According to Madariaga, there can be a lot of complexity in the way citizen developers connect to APIs. If they want to integrate with an API, they must first define inputs and outputs, and may also have to configure the authentication settings. 

This can be a barrier to entry for those without the technical knowledge needed.  “By abstracting that into, say, a common database standard interface, you literally just drop in a driver and start working with back end APIs, like you would a standard traditional database, and every low-code and no-code application knows how to work with a traditional RDBMS database,” said Madariaga.

This abstraction not only benefits citizen developers, but saves traditional developers time as well. 

“Because really, ultimately, what happens is you’re submitting queries and getting back tables of data, and those tables are self describing,” said Madariaga. “So they come back, and they provide the columns of data that are there that are exposing underlying APIs. You can do things like joins and aggregates, and you could do all that in in way less code than it would be to go connect to an API itself, get data, do the transformations, do the integration, or anything else on the back end, it is a lot more complex when you are not using one of these API standards.”

Best practices for API creation

According to Forrester’s Mooter, it’s best to develop APIs by looking “outside in” rather than “inside out.” What this means is that rather than looking inwards at how the IT systems are already implemented, API developers should look outwards towards who will actually be using the API and what their needs are. 

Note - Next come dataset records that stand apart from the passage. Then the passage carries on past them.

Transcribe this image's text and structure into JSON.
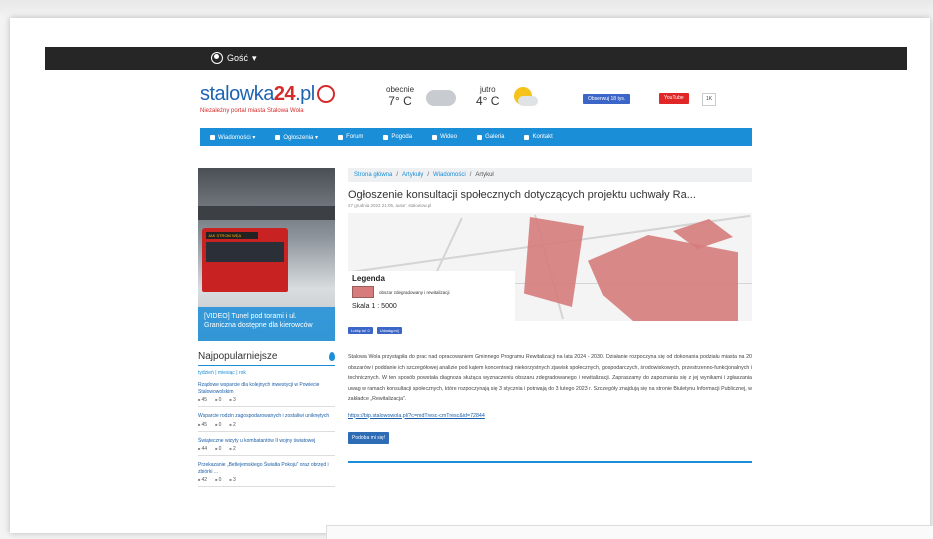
{
  "topbar": {
    "user_label": "Gość",
    "caret": "▾"
  },
  "header": {
    "logo_text": "stalowka",
    "logo_num": "24",
    "logo_tld": ".pl",
    "tagline": "Niezależny portal miasta Stalowa Wola",
    "weather_now_label": "obecnie",
    "weather_now_temp": "7° C",
    "weather_tomorrow_label": "jutro",
    "weather_tomorrow_temp": "4° C",
    "fb_button": "Obserwuj 18 tys.",
    "yt_button": "YouTube",
    "yt_count": "1K"
  },
  "nav": {
    "items": [
      {
        "label": "Wiadomości ▾"
      },
      {
        "label": "Ogłoszenia ▾"
      },
      {
        "label": "Forum"
      },
      {
        "label": "Pogoda"
      },
      {
        "label": "Wideo"
      },
      {
        "label": "Galeria"
      },
      {
        "label": "Kontakt"
      }
    ]
  },
  "sidebar": {
    "promo_sign": "JAK STROM WĘA",
    "promo_caption": "[VIDEO] Tunel pod torami i ul. Graniczna dostępne dla kierowców",
    "popular_title": "Najpopularniejsze",
    "filters": "tydzień  |  miesiąc  |  rok",
    "items": [
      {
        "text": "Rządowe wsparcie dla kolejnych inwestycji w Powiecie Stalowowolskim",
        "views": "45",
        "comments": "0",
        "likes": "3"
      },
      {
        "text": "Wsparcie rodzin zagospodarowanych i zostaliwi uniknętych",
        "views": "45",
        "comments": "0",
        "likes": "2"
      },
      {
        "text": "Świąteczne wizyty u kombatantów II wojny światowej",
        "views": "44",
        "comments": "0",
        "likes": "2"
      },
      {
        "text": "Przekazanie „Betlejemskiego Światła Pokoju” oraz obrzęd i zbiórki ...",
        "views": "42",
        "comments": "0",
        "likes": "3"
      }
    ]
  },
  "main": {
    "breadcrumb": [
      "Strona główna",
      "Artykuły",
      "Wiadomości",
      "Artykuł"
    ],
    "title": "Ogłoszenie konsultacji społecznych dotyczących projektu uchwały Ra...",
    "meta": "27 grudnia 2022 21:05, autor: stalowow.pl",
    "legend_title": "Legenda",
    "legend_item": "obszar zdegradowany i rewitalizacji",
    "legend_scale": "Skala 1 : 5000",
    "fb_like": "Lubię to! 0",
    "fb_share": "Udostępnij",
    "body": "Stalowa Wola przystąpiła do prac nad opracowaniem Gminnego Programu Rewitalizacji na lata 2024 - 2030. Działanie rozpoczyna się od dokonania podziału miasta na 20 obszarów i poddanie ich szczegółowej analizie pod kątem koncentracji niekorzystnych zjawisk społecznych, gospodarczych, środowiskowych, przestrzenno-funkcjonalnych i technicznych. W ten sposób powstała diagnoza służąca wyznaczeniu obszaru zdegradowanego i rewitalizacji. Zapraszamy do zapoznania się z jej wynikami i zgłaszania uwag w ramach konsultacji społecznych, które rozpoczynają się 3 stycznia i potrwają do 3 lutego 2023 r. Szczegóły znajdują się na stronie Biuletynu Informacji Publicznej, w zakładce „Rewitalizacja”.",
    "url": "https://bip.stalowowola.pl/?c=mdTresc-cmTresc&id=72844",
    "share_button": "Podoba mi się!"
  }
}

He explained that further down this planning process it might be necessary to start considering your internal IT constraints due to factors like cost, but the process “should always begin and largely be driven by end user need, not what’s already in your IT system.”

Another important consideration for API management is governance. Mooter explained that sometimes companies tend to either under-govern or over-govern, neither of which are ideal. Over-governing could result in things getting slowed down too much, while not having enough governance can result in targets not being met. “Finding that sweet spot is rather challenging for organizations,” said Mooter.